There he is, Philip Seymour Hoffman, brought back to life like a cinematic Lazarus for the span of a too-short two hours. This isn’t to say that “A Most Wanted Man” is too short a film; on the contrary, this rote, even inert adaptation of the John Le Carre novel is plenty lengthy enough. But I’d sit in the auditorium all day to see Hoffman reading the proverbial phone book if it meant prolonging his photographic presence just a little bit longer.
And this, his final starring role, is another vivid showcase for his talent. He plays Gunther Bachmann, an anti-terrorism operative with a checkered past, who has been “demoted” to a post-9-11 job tracking potential jihadis in Hamburg, Germany. His gut protrudes, his eyes are inquisitive but exhausted, his hair is disheveled. He exhibits a rumpled intelligence a la Peter Falk. He’s at home in the seediest bars in Germany, calling himself a “cave dweller,” and he suffers bad, outsize habits for alcohol and cigarettes. He hides reservoirs of tenderness beneath a gruff exterior.
He is utterly this character, but he’s also Hoffman in his last days, life mirroring art and vice versa. He plays a spook, and the actor himself is now a ghost. When he’s onscreen, and even when he isn’t, it’s hard to think about anything else. We just want to savor every last moment, psychoanalyze every line of dialogue for double meanings that suggest the demons underneath the drama. Even if Philip Seymour Hoffman was still with us, he’d be the only reason to see this movie; but as a postmortem reminder, “A Most Wanted Man” is unintentionally heartbreaking and essential for admirers of his craft.

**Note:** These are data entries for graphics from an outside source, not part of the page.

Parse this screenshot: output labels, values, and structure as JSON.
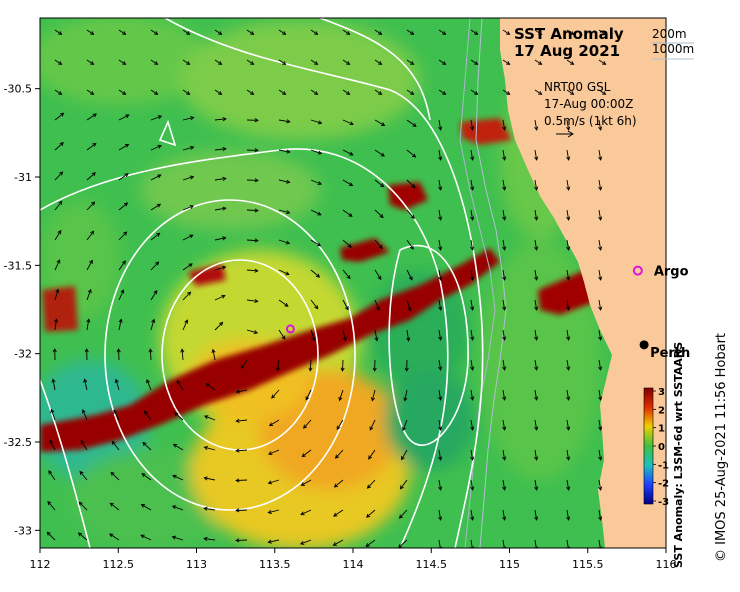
{
  "title": "SST Anomaly",
  "date": "17 Aug 2021",
  "depth_legend": [
    "200m",
    "1000m"
  ],
  "product": "NRT00 GSL",
  "time": "17-Aug 00:00Z",
  "vector_scale": "0.5m/s (1kt 6h)",
  "places": [
    {
      "name": "Argo",
      "lon": 115.82,
      "lat": -31.53,
      "marker": "magenta-ring"
    },
    {
      "name": "Perth",
      "lon": 115.86,
      "lat": -31.95,
      "marker": "black-dot"
    }
  ],
  "float_marker": {
    "lon": 113.6,
    "lat": -31.86
  },
  "colorbar": {
    "title": "SST Anomaly: L3SM-6d wrt SSTAARS",
    "ticks": [
      "3",
      "2",
      "1",
      "0",
      "-1",
      "-2",
      "-3"
    ]
  },
  "credit": "© IMOS 25-Aug-2021 11:56 Hobart",
  "axes": {
    "x_ticks": [
      "112",
      "112.5",
      "113",
      "113.5",
      "114",
      "114.5",
      "115",
      "115.5",
      "116"
    ],
    "y_ticks": [
      "-30.5",
      "-31",
      "-31.5",
      "-32",
      "-32.5",
      "-33"
    ],
    "xlim": [
      112,
      116
    ],
    "ylim": [
      -33.1,
      -30.1
    ]
  },
  "colors": {
    "land": "#f9c99a",
    "warm_anomaly": "#980000",
    "neutral": "#3fbf4f",
    "contour": "#ffffff",
    "argo": "#e010e0"
  }
}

Our interviews with Philip Seymour Hoffman, Willem Dafoe, Rachel McAdams and director Anton Corbijn at the Sundance Film Festival
At the resist of getting all handkerchief-y, there is a film here to review, and it’s an otherwise minor one, a passable, plotty example of second-tier Le Carre. Gunther and his team are following the travels of Issa Karpov (Grigoriy Dobrygin), a mysterious half-Russian, half-Chechan potential jihadi who has illegally immigrated to Hamburg. Karpov has come into contact with Annabel Richter (Rachel McAdams), a human-rights attorney helping him seek asylum. She learns that he is set to inherit a fortune from his late terrorist father, which is kept under the auspices of a German banker (Willem Dafoe). Gunther and his colleagues, by forcing the assistance of Annabel, are hoping to lure Karpov, a small fry in organized terrorism, to a larger, money-laundering fish named Abdullah (Homayoun Ershadi).
Screenwriter Andrew Bovell writes with the same expository, quippy punch of an airport thriller; I didn’t know it was based on a Le Carre book going in, but its source material will surprise no one. Dutch director Anton Corbijn, a renowned music-video auteur, brings a handsome banality to these familiar machinations of foreign intrigue, overusing his shaky-cam and flooding the overcast ambiance with gravitas even when it’s uncalled for: The story just isn’t as interesting as the filmmakers, and Herbert Gronemeyer’s heightened score, tells us it is. Most of this is a conventional spy game elevated to grandiose levels of global importance.
“A Most Wanted Man” is far from an essential Hoffman experience; it’s not “Capote” or “Charlie Wilson’s War” or “Almost Famous” (I could go on and on). But as a final send-off to a legend who burned out far too quickly, it’s well worth your time.